It was a hectic week for Democratic leaders on Beacon Hill, with a rush to get a bill on the governor's desk that would block ballot questions from going forward on the minimum wage, paid leave, and the state's sales taxes. It's a trio that Gov. Charlie Baker and others have called the “Grand Bargain.”

WGBH State House reporter Mike Deehan spoke with WGBH's All Things Considered host Barbara Howard about what’s going on up at Beacon Hill. The following transcript has been edited for clarity.

Barbara Howard: So is it a win or a loss for supporters of those ballot questions?

Mike Deehan: It's certainly a win for retailers. They were the ones behind the threat to lower the sales tax through a ballot question. That was almost a ploy to get what they really wanted all along, which they did get in this bargain: an annual sales tax holiday and the elimination of time and a half hours on Sunday for retail workers.

Howard: But the sales tax stays the same?

Deehan: But the sales tax will stay at 6.25 percent.

Howard: OK — then there's the ballot question about paid leave?

Deehan: The paid leave question is also a win. That coalition pretty much got what they were asking for, which is a new program to provide funds for time off to welcome a new baby, care for a sick loved one, that kind of thing.

Howard: And they got that?

Deehan: They got that in this bargain, yes.

Howard: OK. What about the minimum $15 wage?

Deehan: Even though they got the $15 wage, the coalition behind that — the kind of "Fight for 15" crowd — they suspect they may have gotten the raw end of the "Grand Bargain," so to speak.

This does raise the minimum wage $1 a year over the next five years starting in 2019.

Howard: But I've got to say, will $15 be the new $11? Will it be inadequate to live in Boston?

Deehan: Absolutely, so this is the major crux that the coalition is fighting against here and they have not completely agreed with this bargain. In the ballot question they have before voters, they would index the minimum wage to inflation …

Howard: Tying it to something real …

Deehan: Tying it to something real, so that once it hits $15 after five years, in year six perhaps it would be $15.10, something like that depending on the Consumer Price Index. That is not in this bargain bill that the legislature has put on Baker's desk, therefore the people behind that $15 minimum wage question might still go to the ballot with their version of the $15 that includes that inflation.

Howard: What happens after the fifth year?

Deehan: It stays at $15 and then it's kind of back to the lawmakers to see if there's a $16 or maybe will have the fight for $20, in the 2020s.

Howard: OK. At this point where is Gov. Baker? What might be signed into law?
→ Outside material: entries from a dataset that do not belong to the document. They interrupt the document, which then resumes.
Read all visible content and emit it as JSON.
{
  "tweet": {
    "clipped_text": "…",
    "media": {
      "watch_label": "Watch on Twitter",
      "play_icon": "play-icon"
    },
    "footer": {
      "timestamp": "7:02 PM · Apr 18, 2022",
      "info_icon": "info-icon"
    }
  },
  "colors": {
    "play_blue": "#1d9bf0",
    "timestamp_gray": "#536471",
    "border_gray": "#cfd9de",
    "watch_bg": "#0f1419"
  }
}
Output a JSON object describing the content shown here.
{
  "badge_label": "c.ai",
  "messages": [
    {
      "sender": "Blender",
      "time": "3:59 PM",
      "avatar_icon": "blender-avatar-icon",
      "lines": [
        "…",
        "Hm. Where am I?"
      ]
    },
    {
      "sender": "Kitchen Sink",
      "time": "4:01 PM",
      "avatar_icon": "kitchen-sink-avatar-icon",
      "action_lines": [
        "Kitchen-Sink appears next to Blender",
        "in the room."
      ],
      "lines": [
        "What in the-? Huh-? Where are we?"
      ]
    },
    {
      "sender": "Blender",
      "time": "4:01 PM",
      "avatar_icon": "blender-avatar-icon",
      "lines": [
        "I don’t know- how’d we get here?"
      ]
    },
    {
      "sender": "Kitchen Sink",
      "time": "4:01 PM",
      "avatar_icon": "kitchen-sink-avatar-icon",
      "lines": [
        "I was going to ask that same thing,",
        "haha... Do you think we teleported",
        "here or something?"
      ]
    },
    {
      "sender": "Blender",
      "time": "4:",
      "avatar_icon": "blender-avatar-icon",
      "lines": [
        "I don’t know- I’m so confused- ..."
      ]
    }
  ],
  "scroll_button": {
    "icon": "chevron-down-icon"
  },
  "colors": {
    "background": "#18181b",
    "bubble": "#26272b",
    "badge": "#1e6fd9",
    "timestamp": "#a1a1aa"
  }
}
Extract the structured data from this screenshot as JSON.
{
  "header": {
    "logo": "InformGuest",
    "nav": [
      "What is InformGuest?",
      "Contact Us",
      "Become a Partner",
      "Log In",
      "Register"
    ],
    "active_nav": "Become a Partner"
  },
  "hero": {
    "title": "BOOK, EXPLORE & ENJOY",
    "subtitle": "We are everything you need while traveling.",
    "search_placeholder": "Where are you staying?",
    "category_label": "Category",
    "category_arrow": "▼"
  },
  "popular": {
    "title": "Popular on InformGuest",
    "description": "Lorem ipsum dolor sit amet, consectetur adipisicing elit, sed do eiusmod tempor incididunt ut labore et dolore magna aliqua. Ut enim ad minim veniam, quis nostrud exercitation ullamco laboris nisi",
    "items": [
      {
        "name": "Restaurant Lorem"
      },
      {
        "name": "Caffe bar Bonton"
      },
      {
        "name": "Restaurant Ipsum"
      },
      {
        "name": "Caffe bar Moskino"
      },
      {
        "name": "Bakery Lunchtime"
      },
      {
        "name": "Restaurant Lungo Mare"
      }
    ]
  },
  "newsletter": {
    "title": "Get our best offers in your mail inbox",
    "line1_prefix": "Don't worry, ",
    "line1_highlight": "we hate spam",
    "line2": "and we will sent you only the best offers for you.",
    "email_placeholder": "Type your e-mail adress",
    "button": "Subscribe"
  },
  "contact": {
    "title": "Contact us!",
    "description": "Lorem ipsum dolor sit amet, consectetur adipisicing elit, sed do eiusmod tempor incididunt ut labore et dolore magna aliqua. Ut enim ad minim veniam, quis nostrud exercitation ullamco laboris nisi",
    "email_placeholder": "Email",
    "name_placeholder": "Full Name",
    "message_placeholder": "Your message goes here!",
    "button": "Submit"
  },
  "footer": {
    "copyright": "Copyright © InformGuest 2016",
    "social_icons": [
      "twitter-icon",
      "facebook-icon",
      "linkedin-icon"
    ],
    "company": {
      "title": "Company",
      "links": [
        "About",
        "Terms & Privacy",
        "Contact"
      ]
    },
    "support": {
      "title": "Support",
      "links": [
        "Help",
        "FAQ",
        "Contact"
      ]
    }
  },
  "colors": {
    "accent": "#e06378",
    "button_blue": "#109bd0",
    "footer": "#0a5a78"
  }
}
Deehan: Right now Gov. Baker is in Chicago, so he's not looking at this bill right now. He said yesterday that he was going to look at it with his legal counsel and his team to see if it was acceptable. He has been very encouraged by this — he wanted lawmakers to get this deal done.

He has been saying for months and months and months that instead of these ballot questions going forward to voters, the legislature should get ahead of it and get a law, very similar to this, on his desk. It's there. He is in Chicago to give a commencement speech, he said he's going to start looking at it on Monday and that's the same day that the "Raise Up Coalition" is going to ratify or reject whether or not they want that $15 minimum wage ballot question to go forward.

Howard: All three of these, they are tied together, we'll see what the governor does.

Deehan: The bargain continues.

Howard: That's WGBH State House reporter Mike Deehan explaining the legislature's “Grand Bargain.” This is All Things Considered.